Un fine cervello di magma e roccia
Anche l’aspetto diplomatico non è immune al germe della semplificazione. L’incontro con una navicella Blurathi e l’aver convinto il loro imperatore Orso spaziale-JB Blanc ad accettare la nostra ambasciata ha fatto si che divenissero attive tutte le varie opzioni diplomatiche, purtroppo ristrette ad una serie di azioni piuttosto canoniche: oltre a dichiarare guerra, le interazioni si limitano infatti a qualche accordo commerciale, allo scambio delle conoscenze in fatto di stelle scoperte e di tecnologie. Va comunque riconosciuto il fatto che, a differenza di quanto spesso accade in molti altri strategici, l’AI delle varie fazioni di Master of Orion funziona egregiamente e che gli alleati e gli avversari si comportano in modo conforme al loro schieramento, così come intessere relazioni di volta in volta più amichevoli con una razza, raramente porta ad un improvviso ed insensato voltafaccia da parte di quest’ultima. Le relazioni che si possono instaurare in Master of Orion non si limitano però alle sole ufficiali e avere una rete di spionaggio dipanata per i pianeti è una strada veloce – ma rischiosa – per avvantaggiarsi all’insaputa degli avversari e per sabotarli. Nella strada verso la conquista dello spazio è impossibile non entrare in conflitto con qualche razza aliena ed è proprio in materia di scontri che fa la sua apparizione la principale novità del reboot, con le battaglie a turni che lasciano spazio a quelle in tempo reale. I duelli risultano così molto più dinamici ed interattivi, ma non aspettatevi anche in questo frangete che vi vengano dati molti margini di manovra o tattiche che vi facciano diventare degli arditi comandanti spaziali. Nel nostro caso abbiamo preferito affidarci alla risoluzione automatica laddove lo scontro fosse evidentemente sbilanciato o coinvolgesse poche navicelle, utilizzando così le battaglie in tempo reale solo in casi precisi.

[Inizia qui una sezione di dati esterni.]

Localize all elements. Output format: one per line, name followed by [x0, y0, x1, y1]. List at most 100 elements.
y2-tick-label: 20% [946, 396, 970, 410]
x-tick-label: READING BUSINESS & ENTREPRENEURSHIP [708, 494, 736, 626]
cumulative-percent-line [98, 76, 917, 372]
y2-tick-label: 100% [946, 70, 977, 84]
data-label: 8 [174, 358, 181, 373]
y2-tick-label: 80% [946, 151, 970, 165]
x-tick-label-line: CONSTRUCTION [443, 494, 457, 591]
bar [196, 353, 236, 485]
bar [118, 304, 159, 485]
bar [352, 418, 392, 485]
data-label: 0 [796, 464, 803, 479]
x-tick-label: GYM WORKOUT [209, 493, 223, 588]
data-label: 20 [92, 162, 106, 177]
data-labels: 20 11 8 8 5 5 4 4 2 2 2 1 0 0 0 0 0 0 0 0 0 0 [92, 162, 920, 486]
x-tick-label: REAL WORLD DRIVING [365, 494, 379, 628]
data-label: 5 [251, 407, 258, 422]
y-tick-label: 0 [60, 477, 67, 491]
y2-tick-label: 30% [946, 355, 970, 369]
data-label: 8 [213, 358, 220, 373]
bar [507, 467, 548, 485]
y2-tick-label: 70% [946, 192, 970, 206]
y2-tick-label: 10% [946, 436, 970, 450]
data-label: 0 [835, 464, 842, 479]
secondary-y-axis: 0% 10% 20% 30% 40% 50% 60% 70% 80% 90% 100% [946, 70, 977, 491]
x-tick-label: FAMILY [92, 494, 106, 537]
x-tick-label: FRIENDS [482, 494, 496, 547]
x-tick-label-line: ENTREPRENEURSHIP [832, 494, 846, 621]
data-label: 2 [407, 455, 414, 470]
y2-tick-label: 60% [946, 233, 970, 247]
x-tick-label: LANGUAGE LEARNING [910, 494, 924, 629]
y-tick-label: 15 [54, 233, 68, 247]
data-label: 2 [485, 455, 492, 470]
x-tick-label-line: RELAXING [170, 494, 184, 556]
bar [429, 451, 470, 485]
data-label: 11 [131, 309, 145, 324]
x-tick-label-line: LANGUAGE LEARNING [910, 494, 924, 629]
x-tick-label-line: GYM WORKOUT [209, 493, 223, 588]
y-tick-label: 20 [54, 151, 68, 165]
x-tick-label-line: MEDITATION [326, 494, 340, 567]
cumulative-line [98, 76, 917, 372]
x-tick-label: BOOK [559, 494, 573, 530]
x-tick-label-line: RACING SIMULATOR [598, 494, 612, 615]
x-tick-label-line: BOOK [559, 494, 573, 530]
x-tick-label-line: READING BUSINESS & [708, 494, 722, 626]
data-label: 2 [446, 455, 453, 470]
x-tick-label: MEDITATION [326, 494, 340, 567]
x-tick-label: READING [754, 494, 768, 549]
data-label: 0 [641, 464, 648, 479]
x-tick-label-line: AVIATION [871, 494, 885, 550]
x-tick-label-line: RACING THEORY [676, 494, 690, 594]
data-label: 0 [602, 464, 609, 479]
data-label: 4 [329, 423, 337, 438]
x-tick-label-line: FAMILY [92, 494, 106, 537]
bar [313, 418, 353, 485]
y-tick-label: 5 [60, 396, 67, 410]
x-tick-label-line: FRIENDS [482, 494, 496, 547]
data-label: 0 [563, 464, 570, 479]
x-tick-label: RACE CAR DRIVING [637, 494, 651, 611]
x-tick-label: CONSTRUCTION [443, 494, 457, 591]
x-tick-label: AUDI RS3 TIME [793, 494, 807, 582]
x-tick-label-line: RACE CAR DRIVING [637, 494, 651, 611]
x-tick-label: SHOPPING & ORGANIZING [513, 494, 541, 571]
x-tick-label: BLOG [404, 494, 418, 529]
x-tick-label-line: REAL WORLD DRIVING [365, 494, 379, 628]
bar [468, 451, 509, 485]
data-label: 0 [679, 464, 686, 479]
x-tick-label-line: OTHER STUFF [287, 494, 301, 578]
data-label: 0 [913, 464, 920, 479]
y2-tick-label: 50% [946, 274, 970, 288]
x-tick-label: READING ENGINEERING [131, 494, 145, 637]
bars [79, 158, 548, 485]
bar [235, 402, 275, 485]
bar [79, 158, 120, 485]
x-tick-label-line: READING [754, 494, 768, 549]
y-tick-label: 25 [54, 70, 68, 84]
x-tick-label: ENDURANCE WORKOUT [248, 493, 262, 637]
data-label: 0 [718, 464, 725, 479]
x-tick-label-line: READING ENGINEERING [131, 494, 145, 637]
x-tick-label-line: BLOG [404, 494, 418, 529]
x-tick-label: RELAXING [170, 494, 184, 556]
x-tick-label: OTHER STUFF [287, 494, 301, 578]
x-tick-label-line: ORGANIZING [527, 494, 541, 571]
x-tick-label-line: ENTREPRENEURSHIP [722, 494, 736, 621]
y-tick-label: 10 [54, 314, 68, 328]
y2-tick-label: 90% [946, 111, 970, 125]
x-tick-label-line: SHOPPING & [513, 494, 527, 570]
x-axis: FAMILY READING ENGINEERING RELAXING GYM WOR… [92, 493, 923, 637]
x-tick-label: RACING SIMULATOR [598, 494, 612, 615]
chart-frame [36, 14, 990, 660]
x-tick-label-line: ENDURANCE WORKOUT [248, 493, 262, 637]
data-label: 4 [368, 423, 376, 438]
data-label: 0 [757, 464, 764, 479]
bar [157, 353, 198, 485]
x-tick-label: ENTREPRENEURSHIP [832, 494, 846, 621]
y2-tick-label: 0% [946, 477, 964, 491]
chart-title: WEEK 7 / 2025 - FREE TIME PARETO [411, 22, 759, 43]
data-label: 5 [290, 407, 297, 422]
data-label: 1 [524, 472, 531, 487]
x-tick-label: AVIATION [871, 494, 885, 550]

A voi la linea, da Alfa Centauri è tutto
All’ottimo comparto sonoro di Master of Orion si accompagnano anche una realizzazione tecnica al passo con in tempi, animazioni fluide e convincenti ed un’apprezzabile realizzazione artistica dei leader alieni, dove spicca un character desing, se non del tutto originale – alle volte sembra di trovarsi al cospetto di qualche personaggio di Mass Effect – decisamente ispirato e curato in ogni suo dettaglio. Una nota di merito infine anche all’aggiunta di una sorta di telegiornale spaziale condotto da due improbabili robot doppiati da Kari Wahlgren e da Dwight Shultz, nel quale vengono trasmesse alcune interessante informazioni in merito allo stato della fazione.
– Un ottimo primo approccio verso i 4x…
– È sempre Master of Orion…
– Cast di doppiatori stellare
– Tecnicamente ben fatto
– … Ma manca di profondità
– … Ma con poche innovazioni rispetto all’originale
– Le razze non sono poi così differenti
– Superato in molti aspetti dalla concorrenza
L’operazione di rilancio di uno storico franchise come quello di Master of Orion non è certo una cosa facile ed il rischio di rimanere troppo ancorati al passato o, all’opposto, di stravolgere il concept di base, è sempre dietro l’angolo. NGD Studios e Wargaming.net hanno preferito la prima via, con qualche semplice ma funzionale novità, non limitandosi al solo rinnovamento dell’aspetto grafico. Quello che più di tutto manca al reboot è però la profondità delle meccaniche di gioco ed un respiro più ampio che abbiamo potuto apprezzare in titoli recenti, capaci rinnovare profondamente un genere come quello dei 4x.